Despite the incredible breadth of utility made possible by nuclear magnetic resonance (NMR) from molecular structure determination to human imaging, the vast majority of its full potential is never used. This is due to the fact that at physiological temperatures, even inside state-of-the-art high field magnets, only a small percentage of possible nuclear spin ensembles contribute to observable signal. The notably low tendency of these spins to align with the static magnetic field, referred to as its polarization, limits achievable spectroscopic image resolution in addition to necessitating costly scan time. Several techniques have been developed to overcome this limitation by producing nuclear spin polarizations several orders of magnitude above thermal equilibrium conditions, referred to as hyperpolarized states. One promising and cost-efficient approach for generating hyperpolarized contrast agents useful in medical imaging is a technique explored in this work known as parahydrogen-induced polarization (PHIP). This technique involves using an isomer of H2 with highly ordered spin order known as parahydrogen (para-H2}) to introduce a hyperpolarized state into a compound of interest such as a traceable metabolite by attaching para-H2 via hydrogenation reaction. Careful optimization is required to prepare unsaturated precursor molecules which hydrogenate into desired products and to ensure that para-H2 spin order is well-coordinated such that hyperpolarization is observed.

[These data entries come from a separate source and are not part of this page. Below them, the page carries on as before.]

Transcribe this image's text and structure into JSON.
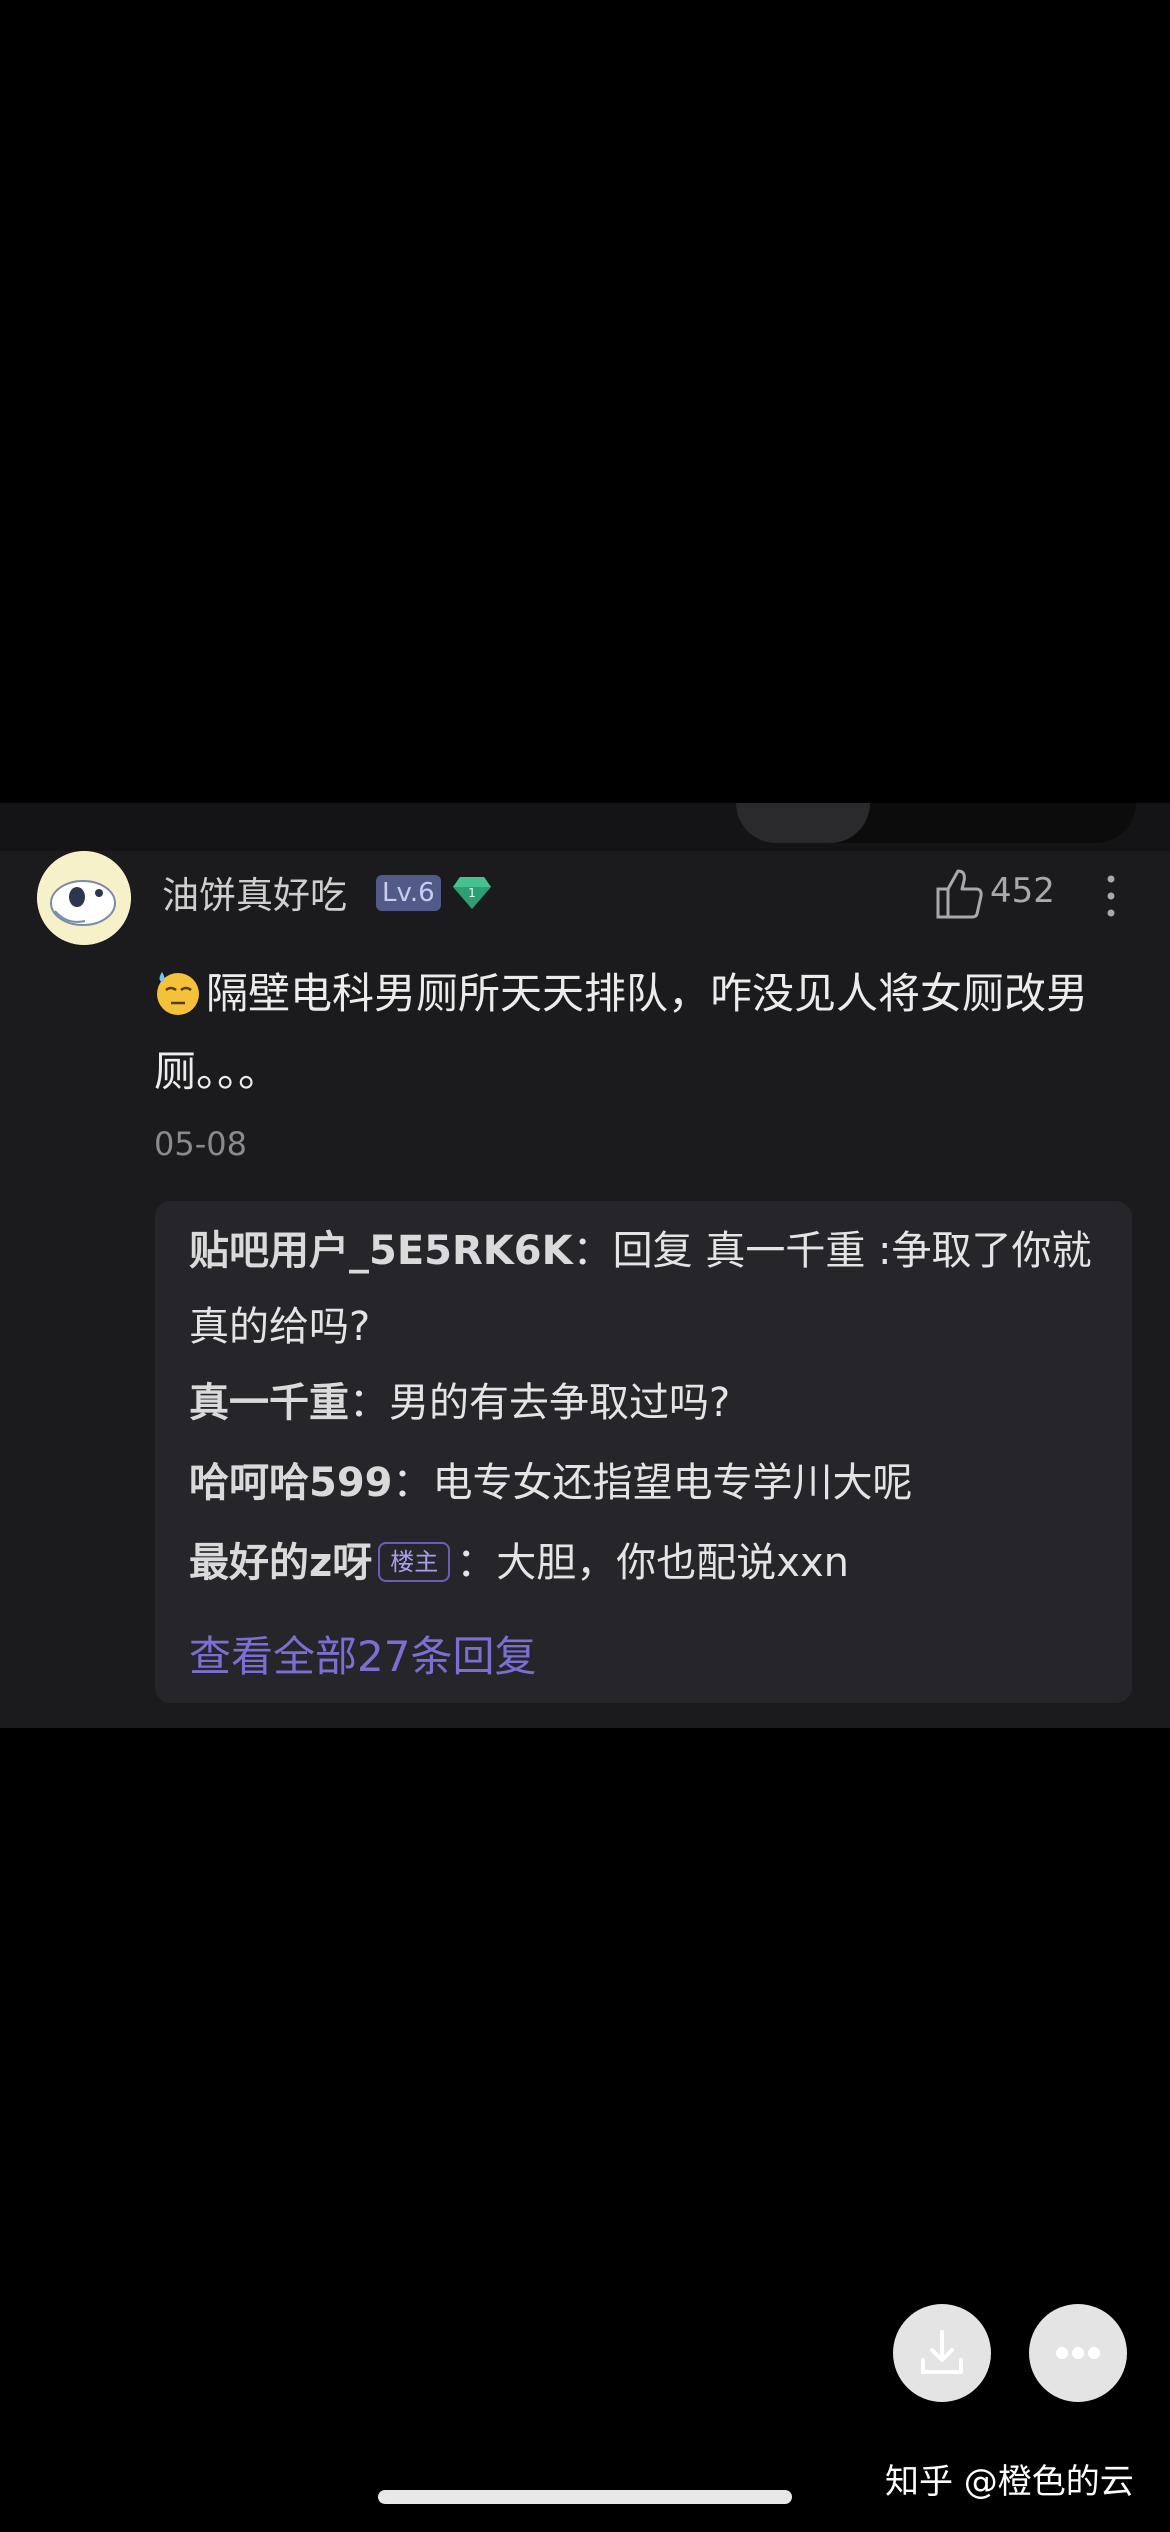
{
  "comment": {
    "username": "油饼真好吃",
    "level": "Lv.6",
    "level_badge_number": "1",
    "like_count": "452",
    "content": "隔壁电科男厕所天天排队，咋没见人将女厕改男厕。。。",
    "date": "05-08"
  },
  "replies": [
    {
      "name": "贴吧用户_5E5RK6K",
      "text": "回复 真一千重 :争取了你就真的给吗?",
      "owner": false
    },
    {
      "name": "真一千重",
      "text": "男的有去争取过吗?",
      "owner": false
    },
    {
      "name": "哈呵哈599",
      "text": "电专女还指望电专学川大呢",
      "owner": false
    },
    {
      "name": "最好的z呀",
      "text": "大胆，你也配说xxn",
      "owner": true
    }
  ],
  "owner_tag": "楼主",
  "view_all_label": "查看全部27条回复",
  "watermark": "知乎 @橙色的云",
  "icons": {
    "download": "download-icon",
    "more": "more-dots-icon",
    "like": "thumbs-up-icon",
    "gem": "diamond-badge-icon"
  },
  "colors": {
    "background": "#000000",
    "card": "#1b1b1d",
    "reply_box": "#26262a",
    "accent_link": "#7b6fd6",
    "level_badge": "#525a88",
    "gem": "#2e9e74"
  }
}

Since PHIP's initial observation over three decades ago, it has yet to develop into an established application for human imaging. The critical barriers to this have been predominant optimization in organic solvents and with homogeneous transition metal catalysts, both of which creating toxicity concerns regarding injection of the hyperpolarized product solution into the patient. This work examines the development of heterogeneous nanoparticle catalysts formed from catalytically robust metals such as Pt, Pd and Rh. These catalysts are optimized for production of biologically relevant compounds by PHIP, allowing separation of the catalyst within the timeframe of hyperpolarized signals to produce pure aqueous solutions for medical application. Because the enhanced signal of product 1H nuclei are typically undetectable within seconds, developments towards storing hyperpolarized 1H signals generated by PHIP on adjacent, longer-lived nuclei such as 13C or 15N are of special interest. We demonstrate the first heterogeneous PHIP catalyst optimized for aqueous solutions generating 0.37% 1H polarization and detail the various insights and developments leading to the high 15N polarization of a choline derivative at 12%. These results widen the scope of PHIP probe strategies and significantly advance the possible application of PHIP in clinical imaging.